The toughest of all alfalfa decisions

By Mike Rankin

There are many decisions to be made over the course of an alfalfa stand’s life, including what variety to plant, when to cut each year, how many times to cut, and decisions centered on fertility and pest control.

Perhaps no decision is more difficult than what to do when an alfalfa stand enters a growing season firing on only half of its cylinders because of winter injury. These are the stands that are not totally dead but rather have a reduced number of fully productive plants.

In these situations, a dairy producer has four options if fields are in a typical alfalfa-corn silage rotation, according to Jeff Semler. The county agriculture agent with the University of Maryland Extension lists these options as follows:

1. Keep the field for the duration of the season and accept the reduced yield.

2. Take just the first cutting and then plant a short-season corn hybrid for silage.

3. Terminate the field early and plant a full-season silage corn.

4. Interseed the field with non-alfalfa species such as red clover or a cool-season grass, which can also be followed with a warm-season annual.

More corn silage

“By terminating the alfalfa and planting corn for silage early, you give up all alfalfa production on the field for the current year, but you ensure maximum silage yields from early planting and using a full-season hybrid,” Semler says. “Still, this choice may not seem too appealing if you need the alfalfa in the short run, or if it’s a relatively new stand and you want to capture more return on the establishment investment.”
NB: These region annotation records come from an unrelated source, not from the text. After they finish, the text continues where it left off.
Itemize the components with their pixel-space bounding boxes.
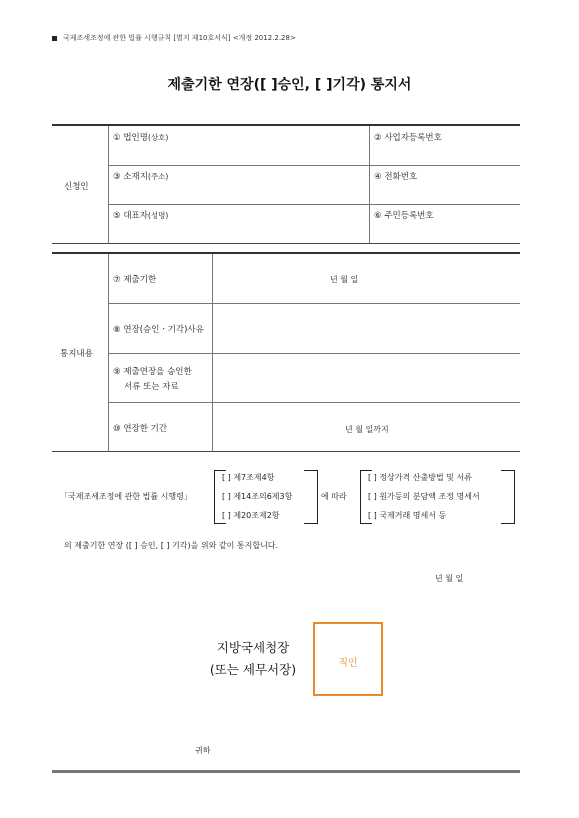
applicant-row-line <box>108 165 520 166</box>
applicant-mid-divider <box>369 126 370 243</box>
document-option: [ ] 국제거래 명세서 등 <box>368 511 447 520</box>
date-line: 년 월 일 <box>435 574 464 583</box>
office-alt-name: (또는 세무서장) <box>209 662 297 677</box>
row-extended-value: 년 월 일까지 <box>345 425 389 434</box>
article-option: [ ] 제7조제4항 <box>222 473 275 482</box>
square-bullet-icon <box>52 36 57 41</box>
applicant-row-line <box>108 204 520 205</box>
notice-row-line <box>108 353 520 354</box>
official-seal-text: 직인 <box>338 658 358 669</box>
row-extended-label: ⑩ 연장한 기간 <box>113 424 168 434</box>
office-name: 지방국세청장 <box>216 640 290 655</box>
notice-bottom-rule <box>52 451 520 452</box>
row-documents-label-1: ⑨ 제출연장을 승인한 <box>113 367 192 377</box>
row-deadline-label: ⑦ 제출기한 <box>113 275 157 285</box>
notice-statement: 의 제출기한 연장 ([ ] 승인, [ ] 기각)을 위와 같이 통지합니다. <box>64 541 279 550</box>
row-documents-label-2: 서류 또는 자료 <box>124 382 179 392</box>
notice-label: 통지내용 <box>60 349 93 359</box>
applicant-bottom-rule <box>52 243 520 244</box>
document-option: [ ] 정상가격 산출방법 및 서류 <box>368 473 472 482</box>
decree-name: 「국제조세조정에 관한 법률 시행령」 <box>60 492 192 501</box>
row-deadline-value: 년 월 일 <box>330 275 359 284</box>
footer-rule <box>52 770 520 773</box>
field-address: ③ 소재지(주소) <box>113 172 169 182</box>
field-company-name: ① 법인명(상호) <box>113 133 169 143</box>
law-reference: 국제조세조정에 관한 법률 시행규칙 [별지 제10호서식] <개정 2012.2.28> <box>63 34 296 42</box>
notice-row-line <box>108 402 520 403</box>
notice-row-line <box>108 303 520 304</box>
field-representative: ⑤ 대표자(성명) <box>113 211 169 221</box>
official-seal-box <box>313 622 383 696</box>
recipient-suffix: 귀하 <box>195 746 211 755</box>
article-option: [ ] 제20조제2항 <box>222 511 280 520</box>
applicant-label: 신청인 <box>64 182 89 192</box>
field-resident-number: ⑥ 주민등록번호 <box>374 211 434 221</box>
applicant-divider <box>108 126 109 243</box>
row-reason-label: ⑧ 연장(승인ㆍ기각)사유 <box>113 325 204 335</box>
notice-top-rule <box>52 252 520 254</box>
document-option: [ ] 원가등의 분담액 조정 명세서 <box>368 492 480 501</box>
article-option: [ ] 제14조의6제3항 <box>222 492 293 501</box>
page-title: 제출기한 연장([ ]승인, [ ]기각) 통지서 <box>167 77 412 93</box>
field-business-number: ② 사업자등록번호 <box>374 133 442 143</box>
according-text: 에 따라 <box>321 492 347 501</box>
applicant-top-rule <box>52 124 520 126</box>
form-header <box>52 33 296 43</box>
field-phone: ④ 전화번호 <box>374 172 418 182</box>
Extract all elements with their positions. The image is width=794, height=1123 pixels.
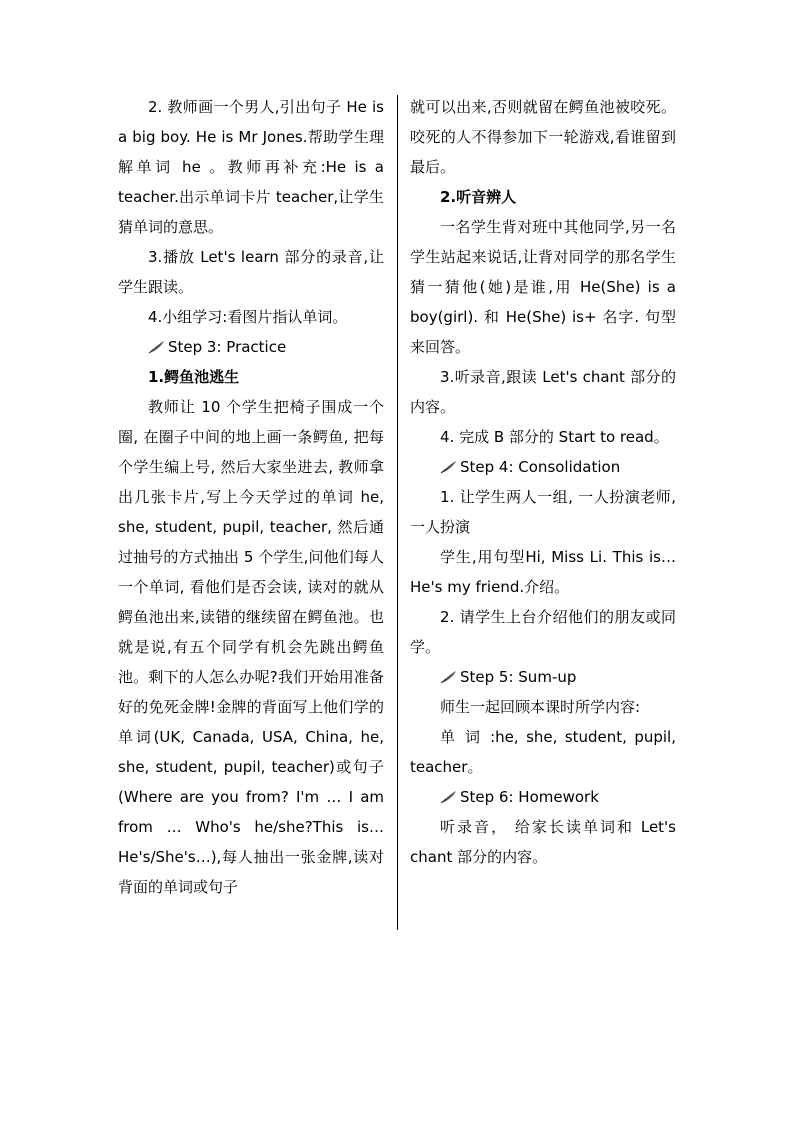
- paragraph-homework: 听录音， 给家长读单词和 Let's chant 部分的内容。: [410, 818, 676, 866]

The other option that some farmers choose is to take the first-cutting of alfalfa, terminate the stand, and then plant corn. This helps fill a short-term forage need, but it’s done at the expense of a reduced corn silage yield due to late planting. Semler says it’s important to receive adequate moisture and control emerging weeds when taking this approach.

Interseed other species

Autotoxicity makes it nearly impossible to seed alfalfa back into alfalfa successfully, but interseeding other species into an existing alfalfa field is a proven practice for extending stand life.

“When considering interseeding options, you must decide if you want fast or permanent forage,” Semler explains. “In the latter case, a cool-season grass such as orchardgrass or novel endophyte tall fescue works well. Of course, additional forage yield won’t be realized until later in the growing season.”

The extension agent says that perennial forage is the right choice for younger alfalfa stands where the life of a marginal stand needs to be extended. “Some producers do this regularly after two or three years, even when alfalfa winterkill isn’t an issue,” Semler notes. “Another biennial option is to use red clover, but realize it is slow to dry for baled hay.”

Annual (Italian) ryegrass is another interseeding option if the desire is to get fast, high-quality forage. It grows rapidly and will continue to produce throughout the summer if adequate moisture is received.

“Another option to consider is to interseed oats early and follow it with warm-season annuals such as sudangrass or millet after first cutting or first grazing,” Semler says. “Once established, these annuals can be cut or grazed on an alfalfa schedule, and they complement alfalfa well, bringing an energy component to the protein in the alfalfa.”

Late-season options

As the growing season progresses, further decisions will need to be made as to how forage production can be bolstered, assuming a perennial grass wasn’t interseeded.

Semler suggests no-tilling a winter cereal such as rye or triticale after an early fall harvest. These can be harvested the following spring and followed with corn for silage.

Another option is to plant spring oats into the stand during late summer. This will provide some additional fall forage. It’s also feasible to mix spring oats with a winter cereal to have both a fall harvest of the oats and a spring harvest of the winter annual forage.

“The right thing to do varies with each year and each farm situation,” Semler says. “The problem is that the best choice is almost always dependent on future weather conditions that can never be predicted at the time of the decision.”